Saber de onde vêm as palavras é bom, mas situá-las na história é melhor
Escrito por Sérgio Rodrigues
Neste momento em que se cruzam no noticiário e zunem sobre nossas cabeças ao menos dois sentidos principais de "campanha", o eleitoral e o esportivo, vale a pena falar um pouco da história sinuosa de uma palavra que atazana os puristas do sentido primordial.
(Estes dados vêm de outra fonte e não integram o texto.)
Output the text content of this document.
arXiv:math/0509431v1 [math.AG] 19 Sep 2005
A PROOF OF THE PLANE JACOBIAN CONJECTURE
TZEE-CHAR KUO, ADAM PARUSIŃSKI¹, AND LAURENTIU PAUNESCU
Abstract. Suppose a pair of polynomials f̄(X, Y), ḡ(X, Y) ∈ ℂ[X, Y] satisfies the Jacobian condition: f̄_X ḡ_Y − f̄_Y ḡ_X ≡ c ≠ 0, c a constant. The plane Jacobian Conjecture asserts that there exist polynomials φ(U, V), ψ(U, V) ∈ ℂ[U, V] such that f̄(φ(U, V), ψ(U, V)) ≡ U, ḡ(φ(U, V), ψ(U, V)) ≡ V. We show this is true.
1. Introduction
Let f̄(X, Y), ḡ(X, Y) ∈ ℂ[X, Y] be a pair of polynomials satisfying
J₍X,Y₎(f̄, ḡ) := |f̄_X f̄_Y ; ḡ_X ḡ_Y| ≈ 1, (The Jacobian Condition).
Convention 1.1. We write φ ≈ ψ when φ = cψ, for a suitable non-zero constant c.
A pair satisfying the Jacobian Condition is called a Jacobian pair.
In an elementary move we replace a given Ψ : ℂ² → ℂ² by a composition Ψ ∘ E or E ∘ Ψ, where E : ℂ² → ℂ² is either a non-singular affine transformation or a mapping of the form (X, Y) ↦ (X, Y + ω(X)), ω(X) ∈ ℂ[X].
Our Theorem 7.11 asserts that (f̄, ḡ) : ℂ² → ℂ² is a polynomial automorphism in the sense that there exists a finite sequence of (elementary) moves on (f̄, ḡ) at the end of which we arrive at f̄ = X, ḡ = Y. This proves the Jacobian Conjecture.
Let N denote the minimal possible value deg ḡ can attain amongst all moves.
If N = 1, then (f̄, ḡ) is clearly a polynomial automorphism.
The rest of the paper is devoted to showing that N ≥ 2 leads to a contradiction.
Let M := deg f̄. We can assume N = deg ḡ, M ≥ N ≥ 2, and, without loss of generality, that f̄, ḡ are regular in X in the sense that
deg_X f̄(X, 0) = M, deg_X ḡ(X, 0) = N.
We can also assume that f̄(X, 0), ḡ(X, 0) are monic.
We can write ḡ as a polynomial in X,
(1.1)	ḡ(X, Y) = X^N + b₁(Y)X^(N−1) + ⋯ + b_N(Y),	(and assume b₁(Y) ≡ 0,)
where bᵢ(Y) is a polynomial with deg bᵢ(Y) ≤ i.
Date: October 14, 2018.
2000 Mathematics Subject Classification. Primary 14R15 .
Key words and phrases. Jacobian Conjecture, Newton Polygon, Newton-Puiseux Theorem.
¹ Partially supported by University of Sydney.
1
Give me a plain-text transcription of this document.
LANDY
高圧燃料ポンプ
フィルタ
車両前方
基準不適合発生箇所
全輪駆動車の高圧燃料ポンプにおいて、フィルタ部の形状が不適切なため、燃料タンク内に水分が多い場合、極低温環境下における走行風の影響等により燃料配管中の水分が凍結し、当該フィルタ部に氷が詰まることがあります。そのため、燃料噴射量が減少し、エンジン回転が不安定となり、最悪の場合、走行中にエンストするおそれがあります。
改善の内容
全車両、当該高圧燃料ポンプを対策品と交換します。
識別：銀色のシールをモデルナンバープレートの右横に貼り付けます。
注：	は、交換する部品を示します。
Embora ande fora de moda nos círculos acadêmicos, a etimologia,
estudo da origem das palavras, é um saber fascinante. No entanto, para
levá-la além da curiosidade de almanaque é preciso driblar a ingenuidade
de buscar no código genético dos vocábulos uma essência, um sentido fetichista atemporal.
Não
é tão diferente do que ocorre com as pessoas. Mais do que a família, o
berço, a fonte, é o percurso cumprido pela palavra desde seu nascimento
—uma história que pode lhe torcer as inclinações originais até ela ficar
irreconhecível— aquilo que importa no fim das contas.
Um
exemplo: "rapaz" é um termo nascido no submundo do crime com o sentido
de salteador, ladrão, mas tomou jeito na vida. Soube aproveitar as
oportunidades que teve e poliu sua biografia a tal ponto que hoje
ninguém se lembra de vinculá-lo à família em que se destacam o rapto e a
rapina.
Algo
semelhante ocorreu com "mulato". A associação com a palavra "mula",
animal mestiço, lhe carimbou na testa uma origem indiscutivelmente
racista. Contudo, séculos de história acabaram por promover a palavra a
um lugar bem mais complexo —ao qual não falta a valorização de uma
miscigenação cultural que seria, para muitos, a maior qualidade de um
país... bem, de um país mulato.
O processo está sujeito a idas e vindas, claro. Pondo a história entre parênteses, o fundamentalismo etimológico pode
a qualquer momento cobrar das palavras seu pecado original. É o que uma
parte eloquente do movimento negro vem tentando fazer com "mulato", em
campanha até certo ponto bem-sucedida —ainda que recente demais para
permitir um prognóstico sobre seu resultado final.
Eis
que —opa!— a campanha contra "mulato" nos faz retomar o fio da meada. O
que terá em comum essa campanha com a de um político pela Presidência
da República, a de uma seleção pelo hexacampeonato mundial de futebol, a
de uma coletividade por mais doações de sangue ou menos acidentes de
trânsito, a de um anunciante de TV pelo aumento das vendas de sua
cerveja?
Todas
essas campanhas se encaixam de alguma forma nas acepções da palavra que
o dicionário "Houaiss" formula assim: "soma de esforços feitos para se
atingir um determinado objetivo; conjunto de meios utilizados para
consecução de um fim". E todas nasceram no campo de batalha.
No
século 17, o francês viu surgir para campanha (no caso, "campagne") o
sentido de "série de operações militares desencadeadas em um vasto
teatro de guerra". Mais tarde, a expansão metafórica da ideia de luta
continuada, com suas estratégias e sacrifícios, levou a campanha a
nomear outras jornadas, em que a conquista de um objetivo difícil se dá
sem o uso de armas de fogo e (quase sempre) sem derramamento de sangue.
O
mais curioso, porém, é que os sentidos beligerantes hoje tão
disseminados passavam muito longe do espírito da palavra latina
"campania", onde essa história começou.
"Campania"
era o mais bucólico dos vocábulos: significava campo aberto, planície,
prado, campina (até hoje a palavra "campanha" conserva essa acepção em
português). As tropas e seus canhões viriam bem mais tarde.
E
por que vieram? Porque as grandes batalhas eram travadas nos campos, só
por isso. Ao nos privar da história, o fundamentalismo etimológico
muitas vezes nos priva também da compreensão.